Relato da jornalista Paula Batista, que desbravou o Monte Roraima com a Salto Alto Montanhismo em novembro de 2018. Se você perdeu a parte I dessa história, confira aqui. Vamos passar a virada do ano 2019/2020 nessa montanha sagrada. Reserve sua vaga aqui.

Grupo incrível que caminhou junto

No primeiro dia da nossa trip em solo venezuelano, Javier nos encontrou na pousada em Santa Helena bem cedo. Inclusive ele chegou 15 minutos mais cedo. Com ele estava o senhor Cezar, motorista de uma 4×4 amarela muito maneira, e mais dois integrantes do nosso grupo, um casal de simpáticos venezuelanos, Gabriel e Joli.

Embarcamos rumo aos 90 km até a entrada do Parque Nacional de Canaima, criado em 1962 e referenciado como Patrimônio da Humanidade pela Unesco desde 1994. Um caminho lindo, com metade asfalto e uma parte de estrada de chão, que requer um motorista com muito talento e braços, como é o caso do Cezar, que nos levou até a comunidade de Paraitepui (parai = sandálias; tepui: montanhas).

Ali em Paraitepui encontramos o restante da equipe que nos acompanharia em todo o trajeto, os indígenas da comunidade. Homens, mulheres, jovens. Impressionante a força e a resistência dessas pessoas, que trabalham como carregadores (equipamentos, mochilas, comida) e também são os responsáveis pela montagem das barracas, por fazer a comida e ainda manter os montanhistas seguros (contarei um pouco da história e da cultura dos paraitepuis logo mais).

Avistar os tepuis durante todo o caminho é encorajador

Saímos da comunidade no final da manhã: 13h30 é o último horário para começar a subida. Chegar à comunidade após esse horário é ter que esperar até o próximo dia para poder começar a trilha. Nós conseguimos e começamos a trilha com sol a pino. Protetor solar, bonés, roupas mais leves, nada disso importa diante do intenso calor e quase nada de vegetação alta que possa dar um respiro. Esse foi um dia bastante longo, com 14 km de andanças até chegarmos a uma área de acampamento após o Rio Tek, cheio de pedras escorregadias, mas nada impossível.

O belíssimo rio Tek, que desce em meio ao Kukenán e o Roraima

Nesse local fechamos nosso primeiro dia, com um banho no rio, um céu estrelado lindo e um jantar especial, com arroz, salada, purê de batatas e frango salteado com ají (pimenta), com direito a café quentinho e chás antes de dormir.

Jantar e café da manhã à beira do Rio Tek

Curiosidades da cultura dos Paraitepuis

Canaima

Foi o nome dado pelos governantes ao parque, mas os indígenas não gostam de maneira alguma.

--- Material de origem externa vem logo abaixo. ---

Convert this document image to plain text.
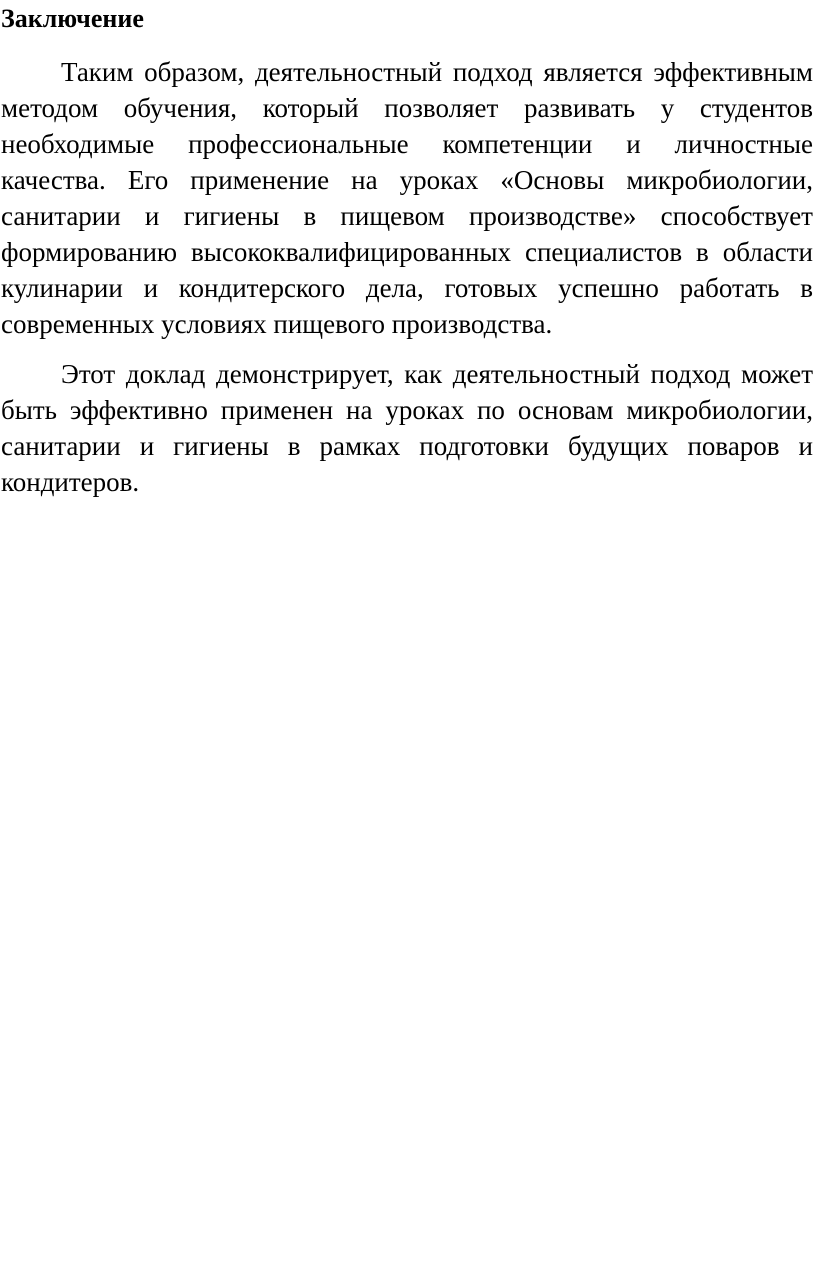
Заключение

Таким образом, деятельностный подход является эффективным методом обучения, который позволяет развивать у студентов необходимые профессиональные компетенции и личностные качества. Его применение на уроках «Основы микробиологии, санитарии и гигиены в пищевом производстве» способствует формированию высококвалифицированных специалистов в области кулинарии и кондитерского дела, готовых успешно работать в современных условиях пищевого производства.

Этот доклад демонстрирует, как деятельностный подход может быть эффективно применен на уроках по основам микробиологии, санитарии и гигиены в рамках подготовки будущих поваров и кондитеров.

Para a cultura deles, Canaima é um deus, um espírito do mal, responsável por causar todos os males que afetam os indígenas. É um espírito temido por eles. Inclusive, acreditam ainda hoje, que o Canaima é o responsável por alguns fatos estranhos que acontecem ali, como me contou o Eduardo Casado, que mora na comunidade em Paraitepui há 20 anos, desde que casou com uma indígena da aldeia.

Ele me diz que há três meses (antes de novembro de 2018) uma moça entrou numa caverna no Roraima e não conseguiu sair. Quando a encontraram, alguns minutos depois, ela não estava em sã consciência mais, dava sinais de loucura, agressividade e não falava mais. Foi resgatada e preciso ser levada para baixo da montanha pelos indígenas, amarrada. Eduardo ainda me disse que esse tipo de coisa não adianta levar ao médico, pois médico nenhum cura, é preciso encontrar um xamã para tentar um tratamento espiritual.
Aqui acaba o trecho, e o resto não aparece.